Why it matters: The state's physician shortage is already straining access to care, especially in rural communities, and the bottleneck is about to get tighter as Bentonville's Alice L. Walton School of Medicine begins graduating about 48 students a year in 2029.
Driving the news: Bentonville-based Heartland Whole Health Institute on Monday launched the statewide Graduate Medical Education Technical Assistance Center, meant to help hospitals, health systems and communities start or expand residency programs.
- The launch came with a report that says Arkansas needs a more coordinated strategy to grow residency training capacity statewide.
The big picture: Arkansas medical schools graduate about 430 medical students a year, the report says, but the state offers only 375 entry-level residency positions — the postgraduate training doctors complete after medical school.
- The gap means many Arkansas-trained physicians leave the state for their residency, lowering the odds they return to practice here.

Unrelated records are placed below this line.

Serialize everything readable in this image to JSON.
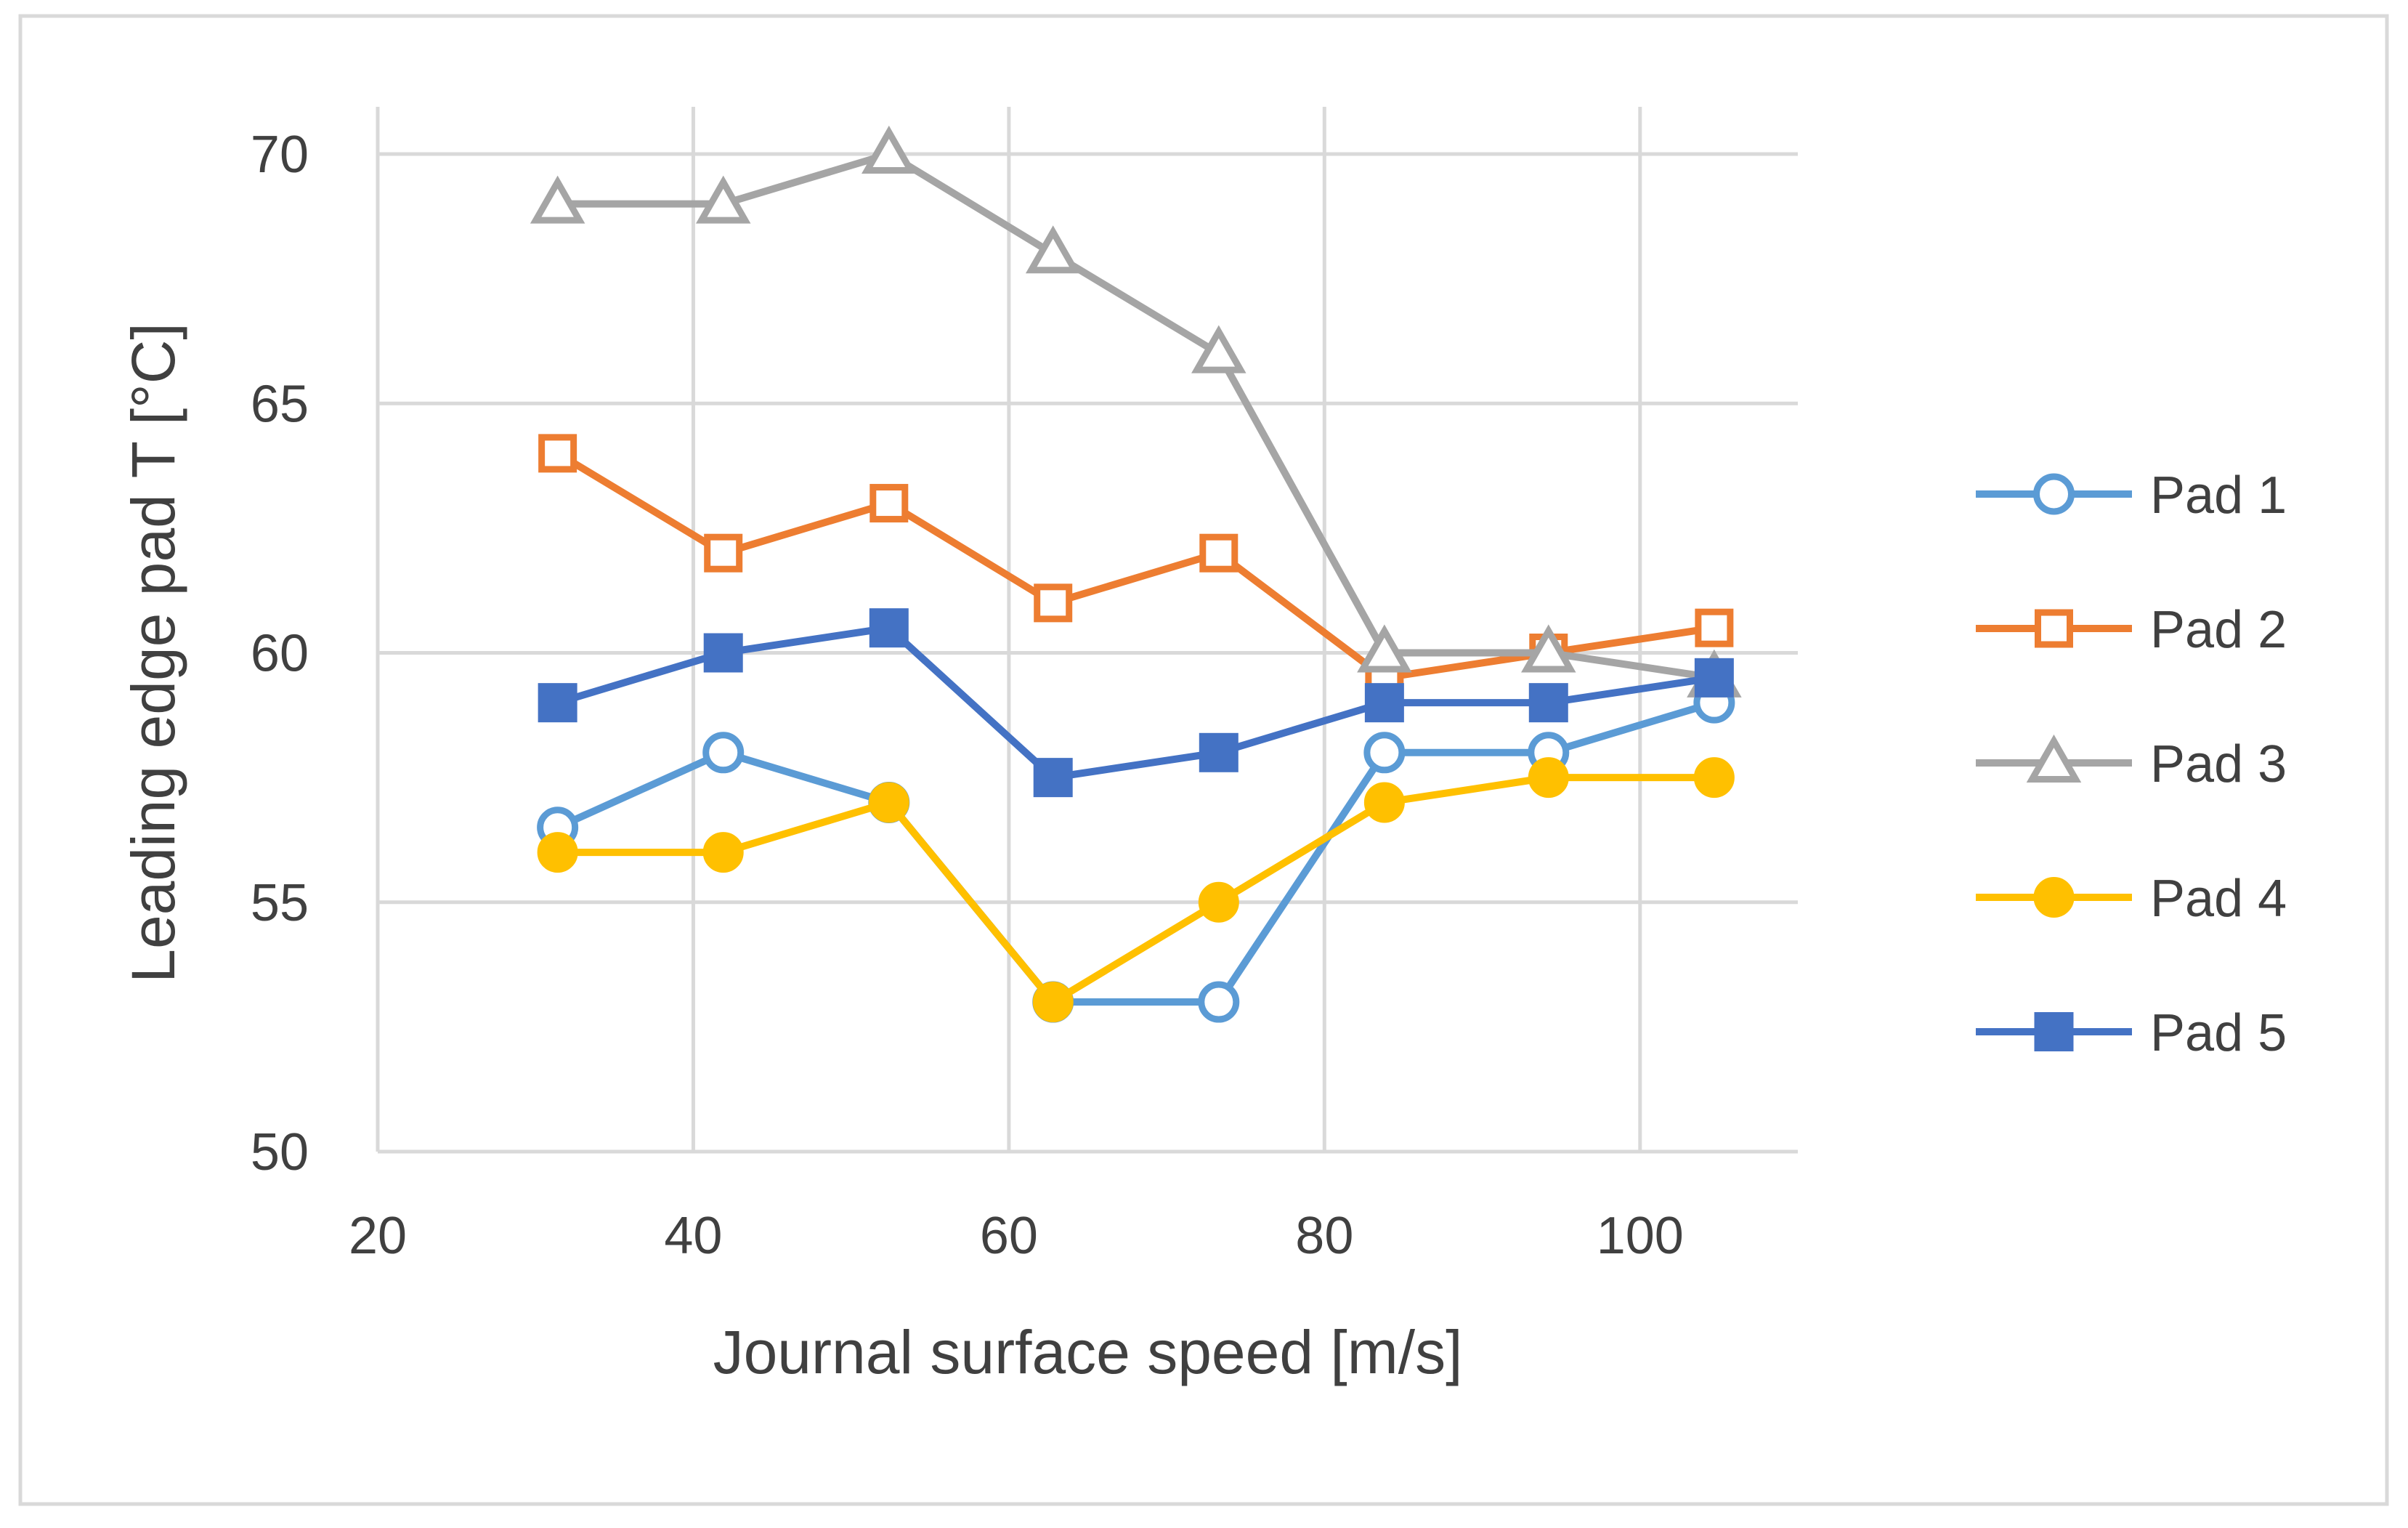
{
  "chart_data": {
    "type": "line",
    "title": "",
    "xlabel": "Journal surface speed [m/s]",
    "ylabel": "Leading edge pad T [°C]",
    "xlim": [
      20,
      110
    ],
    "ylim": [
      50,
      70
    ],
    "xticks": [
      20,
      40,
      60,
      80,
      100
    ],
    "yticks": [
      50,
      55,
      60,
      65,
      70
    ],
    "grid": true,
    "legend_position": "right",
    "x": [
      31.4,
      41.9,
      52.4,
      62.8,
      73.3,
      83.8,
      94.2,
      104.7
    ],
    "series": [
      {
        "name": "Pad 1",
        "color": "#5B9BD5",
        "marker": "circle-open",
        "values": [
          56.5,
          58,
          57,
          53,
          53,
          58,
          58,
          59
        ]
      },
      {
        "name": "Pad 2",
        "color": "#ED7D31",
        "marker": "square-open",
        "values": [
          64,
          62,
          63,
          61,
          62,
          59.5,
          60,
          60.5
        ]
      },
      {
        "name": "Pad 3",
        "color": "#A5A5A5",
        "marker": "triangle-open",
        "values": [
          69,
          69,
          70,
          68,
          66,
          60,
          60,
          59.5
        ]
      },
      {
        "name": "Pad 4",
        "color": "#FFC000",
        "marker": "circle-filled",
        "values": [
          56,
          56,
          57,
          53,
          55,
          57,
          57.5,
          57.5
        ]
      },
      {
        "name": "Pad 5",
        "color": "#4472C4",
        "marker": "square-filled",
        "values": [
          59,
          60,
          60.5,
          57.5,
          58,
          59,
          59,
          59.5
        ]
      }
    ]
  }
}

By the numbers: A news release says Arkansas could eventually support roughly 500 additional residency positions, generating about $705 million in economic impact.
- More than a third of Arkansans live in federally designated health professional shortage areas, and about 35% of the state's physicians are 60 or older, according to the report.
- Arkansas also ranks at or near the bottom among peer states in several medical specialties, including general surgery, OB-GYN and urology, the report says.
State of play: The new center is not handing out money for residencies, Sarah Bemis, Heartland's associate vice president of policy and workforce, told Axios.
- It's offering free statewide technical help on accreditation, grant writing, operations and long-term sustainability of graduate medical education.
- Heartland Whole Health founder Alice Walton is funding the center's operations.
What they're saying: "One of the biggest barriers, besides funding, is the lack of available technical support in this very complex workforce area," Bemis said.
Context: It's not just a rural Arkansas problem. Northwest Arkansas' residencies historically are mostly in family and internal medicine, though Washington Regional recently secured state backing to add more slots to deepen specialty care.
- A Heartland Forward analysis last year estimated that adding 275 residency positions over six years could generate $465 million in statewide economic activity.
What's next: The center is already open to hospitals and communities statewide, Bemis said.
- Heartland Whole Health plans to build a six-person team and add an advisory committee with representation from all five state health regions, each medical school, the Department of Human Services, and Veterans Affairs, Bemis said.
The bottom line: Arkansas has spent years building more medical school capacity. Now it needs enough residency slots — and the technical help to create them — to keep doctors practicing here.